Yuzuncu Yil University Journal of Agricultural Sciences, vol.30, no.Additional issue, pp.928-937, 2020 (Refereed Journals of Other Institutions) identifier

  • Publication Type: Article / Article
  • Volume: 30 Issue: Additional issue
  • Publication Date: 2020
  • Doi Number: 10.29133/yyutbd.717665
  • Title of Journal : Yuzuncu Yil University Journal of Agricultural Sciences
  • Page Numbers: pp.928-937
  • Keywords: Butter, Butter oil, Cholesterol, Peroxide value (PV), Thiobarbituric acid (TBA), Water activity

Abstract

© 2020, Centenary University. All rights reserved.The aim of this study was to determine and compare certain properties of various butter and butter oils obtained from the province of Hakkari in Turkey.
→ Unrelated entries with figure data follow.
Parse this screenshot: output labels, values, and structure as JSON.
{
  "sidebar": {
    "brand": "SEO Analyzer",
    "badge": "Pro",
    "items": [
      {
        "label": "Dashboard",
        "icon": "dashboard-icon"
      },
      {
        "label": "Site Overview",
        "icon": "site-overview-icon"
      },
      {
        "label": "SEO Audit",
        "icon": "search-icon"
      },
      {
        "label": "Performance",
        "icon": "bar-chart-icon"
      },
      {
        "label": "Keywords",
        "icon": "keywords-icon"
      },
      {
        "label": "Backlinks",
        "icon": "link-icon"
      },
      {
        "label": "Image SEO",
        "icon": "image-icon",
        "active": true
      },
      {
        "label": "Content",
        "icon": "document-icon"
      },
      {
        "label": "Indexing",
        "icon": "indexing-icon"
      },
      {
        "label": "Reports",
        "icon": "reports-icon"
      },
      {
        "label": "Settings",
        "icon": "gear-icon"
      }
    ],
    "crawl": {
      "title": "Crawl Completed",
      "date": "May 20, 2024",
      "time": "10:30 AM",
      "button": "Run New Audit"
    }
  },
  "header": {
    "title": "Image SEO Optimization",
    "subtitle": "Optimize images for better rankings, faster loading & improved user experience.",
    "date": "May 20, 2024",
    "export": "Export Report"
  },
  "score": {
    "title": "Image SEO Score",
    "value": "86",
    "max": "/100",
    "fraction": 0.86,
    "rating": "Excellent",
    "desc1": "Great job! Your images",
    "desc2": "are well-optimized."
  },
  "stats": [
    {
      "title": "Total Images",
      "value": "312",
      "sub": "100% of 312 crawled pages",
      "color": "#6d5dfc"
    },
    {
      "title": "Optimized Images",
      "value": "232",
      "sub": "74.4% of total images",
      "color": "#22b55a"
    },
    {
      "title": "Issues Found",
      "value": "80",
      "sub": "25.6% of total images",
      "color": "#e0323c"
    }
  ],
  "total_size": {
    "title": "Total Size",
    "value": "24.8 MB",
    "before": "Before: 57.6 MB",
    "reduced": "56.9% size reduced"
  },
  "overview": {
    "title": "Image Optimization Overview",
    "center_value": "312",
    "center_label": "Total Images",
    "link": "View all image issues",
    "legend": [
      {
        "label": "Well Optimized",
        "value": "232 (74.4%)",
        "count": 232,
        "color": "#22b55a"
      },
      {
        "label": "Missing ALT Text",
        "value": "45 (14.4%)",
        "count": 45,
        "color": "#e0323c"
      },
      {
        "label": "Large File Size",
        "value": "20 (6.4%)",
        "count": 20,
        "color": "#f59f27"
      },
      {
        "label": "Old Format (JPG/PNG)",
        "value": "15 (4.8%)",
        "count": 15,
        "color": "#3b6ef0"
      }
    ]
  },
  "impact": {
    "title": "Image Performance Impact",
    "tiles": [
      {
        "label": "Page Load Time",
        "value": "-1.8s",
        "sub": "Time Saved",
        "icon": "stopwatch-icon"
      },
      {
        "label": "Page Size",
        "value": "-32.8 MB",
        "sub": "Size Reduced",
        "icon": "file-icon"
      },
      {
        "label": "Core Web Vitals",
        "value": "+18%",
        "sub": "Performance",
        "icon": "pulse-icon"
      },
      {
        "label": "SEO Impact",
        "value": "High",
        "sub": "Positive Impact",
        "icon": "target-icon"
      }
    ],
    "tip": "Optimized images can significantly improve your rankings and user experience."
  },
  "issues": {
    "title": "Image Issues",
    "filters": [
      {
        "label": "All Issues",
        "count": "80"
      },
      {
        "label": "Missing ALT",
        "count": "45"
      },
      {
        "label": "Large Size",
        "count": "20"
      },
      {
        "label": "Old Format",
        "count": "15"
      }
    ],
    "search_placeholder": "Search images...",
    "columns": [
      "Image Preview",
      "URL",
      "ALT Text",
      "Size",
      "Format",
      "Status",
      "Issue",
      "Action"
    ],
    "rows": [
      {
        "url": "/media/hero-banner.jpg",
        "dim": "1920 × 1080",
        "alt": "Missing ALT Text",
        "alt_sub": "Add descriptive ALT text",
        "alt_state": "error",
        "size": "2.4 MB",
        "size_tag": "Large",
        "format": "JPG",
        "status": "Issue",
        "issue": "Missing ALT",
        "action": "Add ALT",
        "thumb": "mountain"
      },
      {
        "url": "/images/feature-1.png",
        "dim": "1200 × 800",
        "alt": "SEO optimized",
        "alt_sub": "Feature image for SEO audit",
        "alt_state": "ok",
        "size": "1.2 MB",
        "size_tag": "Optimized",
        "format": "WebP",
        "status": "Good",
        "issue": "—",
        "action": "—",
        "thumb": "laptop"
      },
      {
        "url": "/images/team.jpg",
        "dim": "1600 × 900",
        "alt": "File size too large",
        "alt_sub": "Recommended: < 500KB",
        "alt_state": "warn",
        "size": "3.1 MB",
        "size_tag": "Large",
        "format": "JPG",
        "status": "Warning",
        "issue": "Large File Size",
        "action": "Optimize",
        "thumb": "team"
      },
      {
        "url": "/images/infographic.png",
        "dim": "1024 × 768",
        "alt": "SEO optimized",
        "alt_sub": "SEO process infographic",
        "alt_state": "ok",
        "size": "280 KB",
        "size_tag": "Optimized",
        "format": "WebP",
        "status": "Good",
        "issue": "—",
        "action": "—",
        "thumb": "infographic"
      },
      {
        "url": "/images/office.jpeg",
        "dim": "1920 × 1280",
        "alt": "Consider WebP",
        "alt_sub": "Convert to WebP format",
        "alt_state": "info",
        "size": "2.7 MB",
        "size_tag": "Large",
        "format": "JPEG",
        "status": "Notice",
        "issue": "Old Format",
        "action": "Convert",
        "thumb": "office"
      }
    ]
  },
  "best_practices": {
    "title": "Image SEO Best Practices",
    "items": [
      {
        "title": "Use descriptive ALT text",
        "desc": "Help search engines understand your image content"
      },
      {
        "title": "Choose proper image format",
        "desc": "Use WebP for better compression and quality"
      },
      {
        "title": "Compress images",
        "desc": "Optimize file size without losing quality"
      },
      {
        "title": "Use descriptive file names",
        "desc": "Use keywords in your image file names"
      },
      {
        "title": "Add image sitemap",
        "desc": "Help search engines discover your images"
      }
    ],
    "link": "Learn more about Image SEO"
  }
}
Butter and butter oil samples were produced by local producers using traditional methods from the same raw materials. Fat percentage and total dry matter were determined using the gravimetric method, peroxide values (PV), thiobarbituric acid (TBA), and cholesterol levels were measured using spectrophotometry, and acidity was determined by titration. The water activities (aw) of the samples were measured using a water activity meter. In addition, coliform bacteria, yeast and mould, and lipolytic microorganism counts were determined. Total dry matter and fat values of the butter oils were significantly higher than those of the butter samples. The fat-free dry matter, aw, ADV, cholesterol, and TBA values of the butter samples were generally higher than those of the butter oil samples. The counts of yeast and mould, lipolytic microorganism and coliform bacteria for the butter samples also exceeded those of the butter oil samples. Conversely, peroxide values were higher overall for the butter oil than the butter samples.